Xingyiquan is perceived as the hardest of the internal martial arts even though its development starts and ends with the simplest of exercises–standing. Since it stems from military training it may be the oldest martial art and has produced some truly wonderful martial artist. The practice of Xingyiquan (Hsing-I) is the practice of the same thing thousands of times. If you are looking for flowery forms with dramatic jumps and spins you should look elsewhere. The Xingyi student works daily to practice the simple until it is highly refined. Thus the saying, “practice hard, keep it simple.”
Students looking to develop their Qi for “magic powers” like throwing people away without touching them or mastering “effortless force” will also be disappointed in the Xingyiquan training regimen. More so than any other art I have practiced Xingyiquan recognizes that we are physical beings subject to the laws of physics, mass, and energy. “Qi power” is not the result of sitting in meditation, but rather relies on understanding the bodies inherit strengths and connections through thousands of repetitions of single movements, and hours of standing in fixed postures. When the student becomes familiar with the bodies functioning the result can look like magic. In Xingyiquan, as in life, there are not magic solutions; it is “hard work” or “kung fu.” Ji Ji Ke Ji Ji Ke–also known as Ji Long Feng–is probably the creator of Xingyiquan. He lived in Shanxi Province. He was known for his skills with the spear and passed the imperial exams, making him a scholar boxer. He spoke the truth which caused him some trouble with corrupt local officials that forced him out of office. He travelled around China and during a rainstorm claimed that he found a manuscript in a statue of Yue Fei. He practiced from the manual daily and copied it down for others to read.

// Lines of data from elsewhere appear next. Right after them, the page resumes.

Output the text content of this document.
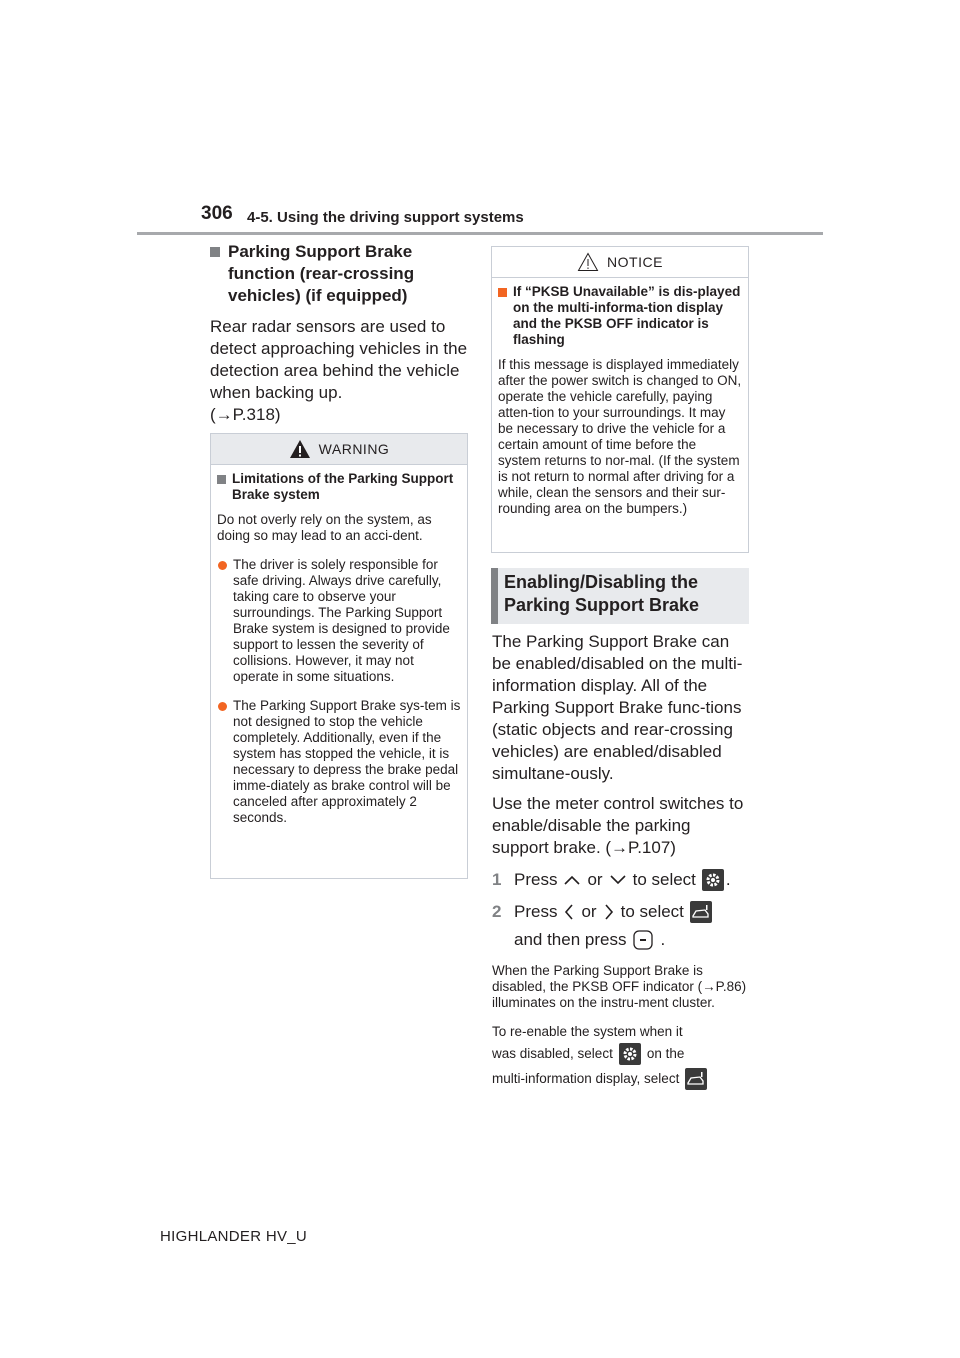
306 4-5. Using the driving support systems
Parking Support Brake function (rear-crossing vehicles) (if equipped)
Rear radar sensors are used to detect approaching vehicles in the detection area behind the vehicle when backing up.
(→P.318)
WARNING
Limitations of the Parking Support Brake system
Do not overly rely on the system, as doing so may lead to an acci-dent.
The driver is solely responsible for safe driving. Always drive carefully, taking care to observe your surroundings. The Parking Support Brake system is designed to provide support to lessen the severity of collisions. However, it may not operate in some situations.
The Parking Support Brake sys-tem is not designed to stop the vehicle completely. Additionally, even if the system has stopped the vehicle, it is necessary to depress the brake pedal imme-diately as brake control will be canceled after approximately 2 seconds.
NOTICE
If “PKSB Unavailable” is dis-played on the multi-informa-tion display and the PKSB OFF indicator is flashing
If this message is displayed immediately after the power switch is changed to ON, operate the vehicle carefully, paying atten-tion to your surroundings. It may be necessary to drive the vehicle for a certain amount of time before the system returns to nor-mal. (If the system is not return to normal after driving for a while, clean the sensors and their sur-rounding area on the bumpers.)
Enabling/Disabling the Parking Support Brake
The Parking Support Brake can be enabled/disabled on the multi-information display. All of the Parking Support Brake func-tions (static objects and rear-crossing vehicles) are enabled/disabled simultane-ously.
Use the meter control switches to enable/disable the parking support brake. (→P.107)
1 Press or to select .
2 Press or to select
and then press .
When the Parking Support Brake is disabled, the PKSB OFF indicator (→P.86) illuminates on the instru-ment cluster.
To re-enable the system when it
was disabled, select	on the
multi-information display, select
HIGHLANDER HV_U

The manual was Yue Fei’s Six Harmony Xin Yi Boxing Manual. The story of Yue Fei is well known in China and seldom told in the West. He was a great military leader who had to be betrayed to be defeated. We know that he stopped the Jurchen from overrunning the south of China in the twelfth century. When he was mounting an offense to push the invaders back, he was opposed by a minister who had him executed. He is considered a patriotic hero of China and credited with many martial art forms. It is just as likely that Ji Ji Ke developed the art on his own and attributed his skill to the great general. Of all the stories of a martial arts development I think the story of Ji Ji Ke finding a manual written by Yue Fei is the most truthful. Why? Well, first of all, there is no bullshit in the Xingyiquan art. It is an honest art that requires honest practice.

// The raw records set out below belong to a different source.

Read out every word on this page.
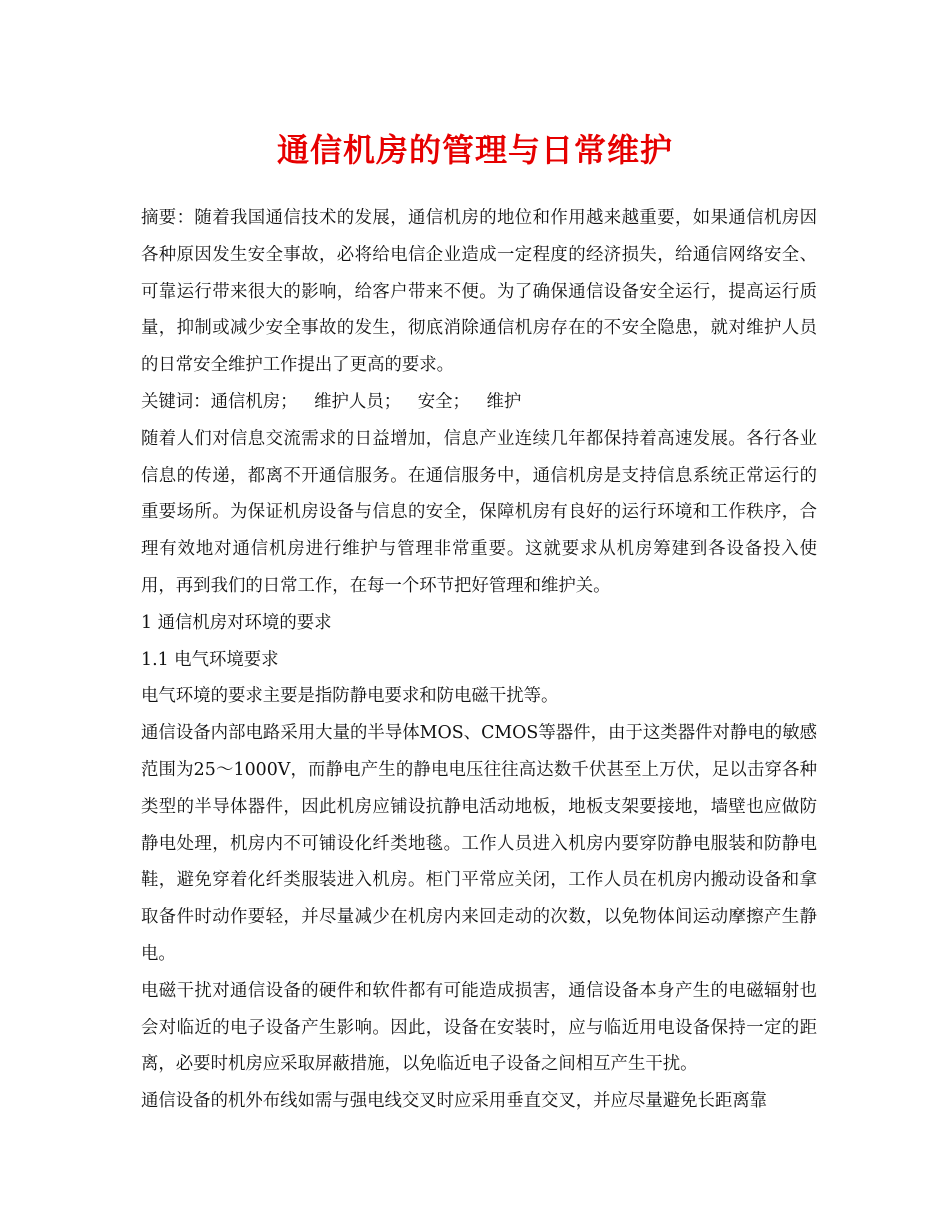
通信机房的管理与日常维护

摘要：随着我国通信技术的发展，通信机房的地位和作用越来越重要，如果通信机房因各种原因发生安全事故，必将给电信企业造成一定程度的经济损失，给通信网络安全、可靠运行带来很大的影响，给客户带来不便。为了确保通信设备安全运行，提高运行质量，抑制或减少安全事故的发生，彻底消除通信机房存在的不安全隐患，就对维护人员的日常安全维护工作提出了更高的要求。

关键词：通信机房； 维护人员； 安全； 维护

随着人们对信息交流需求的日益增加，信息产业连续几年都保持着高速发展。各行各业信息的传递，都离不开通信服务。在通信服务中，通信机房是支持信息系统正常运行的重要场所。为保证机房设备与信息的安全，保障机房有良好的运行环境和工作秩序，合理有效地对通信机房进行维护与管理非常重要。这就要求从机房筹建到各设备投入使用，再到我们的日常工作，在每一个环节把好管理和维护关。

1 通信机房对环境的要求

1.1 电气环境要求

电气环境的要求主要是指防静电要求和防电磁干扰等。

通信设备内部电路采用大量的半导体MOS、CMOS等器件，由于这类器件对静电的敏感范围为25～1000V，而静电产生的静电电压往往高达数千伏甚至上万伏，足以击穿各种类型的半导体器件，因此机房应铺设抗静电活动地板，地板支架要接地，墙壁也应做防静电处理，机房内不可铺设化纤类地毯。工作人员进入机房内要穿防静电服装和防静电鞋，避免穿着化纤类服装进入机房。柜门平常应关闭，工作人员在机房内搬动设备和拿取备件时动作要轻，并尽量减少在机房内来回走动的次数，以免物体间运动摩擦产生静电。

电磁干扰对通信设备的硬件和软件都有可能造成损害，通信设备本身产生的电磁辐射也会对临近的电子设备产生影响。因此，设备在安装时，应与临近用电设备保持一定的距离，必要时机房应采取屏蔽措施，以免临近电子设备之间相互产生干扰。

通信设备的机外布线如需与强电线交叉时应采用垂直交叉，并应尽量避免长距离靠
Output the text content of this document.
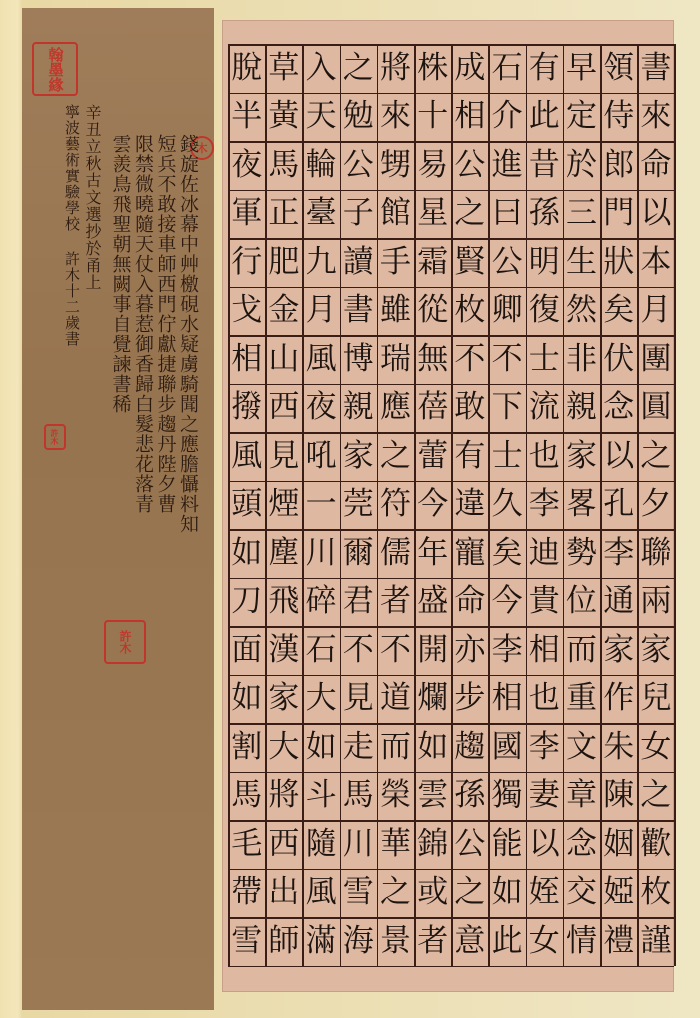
翰墨緣
木
錢旋佐冰幕中艸檄硯水疑虜騎聞之應膽懾料知
短兵不敢接車師西門佇獻捷聯步趨丹陛夕曹
限禁微曉隨天仗入暮惹御香歸白髮悲花落青
雲羨鳥飛聖朝無闕事自覺諫書稀
辛丑立秋古文選抄於甬上
寧波藝術實驗學校 許木十二歲書
許木
許木
書
來
命
以
本
月
團
圓
之
夕
聯
兩
家
兒
女
之
歡
枚
謹
領
侍
郎
門
狀
矣
伏
念
以
孔
李
通
家
作
朱
陳
姻
婭
禮
早
定
於
三
生
然
非
親
家
畧
勢
位
而
重
文
章
念
交
情
有
此
昔
孫
明
復
士
流
也
李
迪
貴
相
也
李
妻
以
姪
女
石
介
進
曰
公
卿
不
下
士
久
矣
今
李
相
國
獨
能
如
此
成
相
公
之
賢
枚
不
敢
有
違
寵
命
亦
步
趨
孫
公
之
意
株
十
易
星
霜
從
無
蓓
蕾
今
年
盛
開
爛
如
雲
錦
或
者
將
來
甥
館
手
雖
瑞
應
之
符
儒
者
不
道
而
榮
華
之
景
之
勉
公
子
讀
書
博
親
家
莞
爾
君
不
見
走
馬
川
雪
海
入
天
輪
臺
九
月
風
夜
吼
一
川
碎
石
大
如
斗
隨
風
滿
草
黃
馬
正
肥
金
山
西
見
煙
塵
飛
漢
家
大
將
西
出
師
脫
半
夜
軍
行
戈
相
撥
風
頭
如
刀
面
如
割
馬
毛
帶
雪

Second, the stories about Xingyiquan masters are not filled with fanciful tales. Ji Ji Ke, Guo Yun Shen, and even Yue Fei himself are devoid of immortality or magic abilities. In fact, their mortality is celebrated and honored when their students knock down fanciful claims. Sun Jian Yun, Sun Lu Tang’s daughter, once said of her father that “he was not superhuman, no one can do those things.” In my opinion this is the greatest compliment you can give an old master. It recognizes him for his mortality great achievement. This story, like so many others on the development of martial arts, also has another very important lesson. You can learn from a book. I get tired of the crowd that insists you much find a “qualified master” to learn one of these magnificent arts, when all of them were started by individuals thinking, training, and studying by themselves.
Yang Lu Chan did not learn Taijiquan with the Chen family. He sneaked around at night, looking in on their practice and studying by himself–before he beat the best the Chen family had to offer. Dong Haichuan literally burst onto the scene in Beijing from nowhere. And the oldest of these three internal martial arts was learned from a manuscript found in a cracked statue on a rainy day. Think of how much more accomplished we can all be if we toss aside the dregs of the past and welcome the digital medium for expanding our practice. The Six Harmonies The cornerstone of Xingyiquan practice is the Six Harmonies. These are:
- The hands harmonize with the feet.
- The shoulders harmonize with the hips.
- The elbows harmonize with the knees.
- The heart harmonizes with the intent.
- The intent harmonizes with the breath.
- The breath harmonizes with the power.
The Six Harmonies are divided into three outer harmonies and three internal harmonies. The outer harmonies are principles of good posture and proper body alignment. The internal harmonies are principles of attention and make a meditative mind. The internal martial arts are moving meditation, and similar to sitting meditation you have to maintain a proper posture to be comfortable, and you have to maintain your focus on the now to achieve the proper mental and emotional effect.
It does not matter what level of experience you have in martial arts training Xingyiquan is an excellent art to learn. Whether you are coming to the martial arts as a new student, looking for an enjoyable and lifelong way to improve your health, or a to learn another style, Xingyiquan can benefit you. Its theory is deeply rooted in human physiology and psychology, but the movements are as simple as…walking.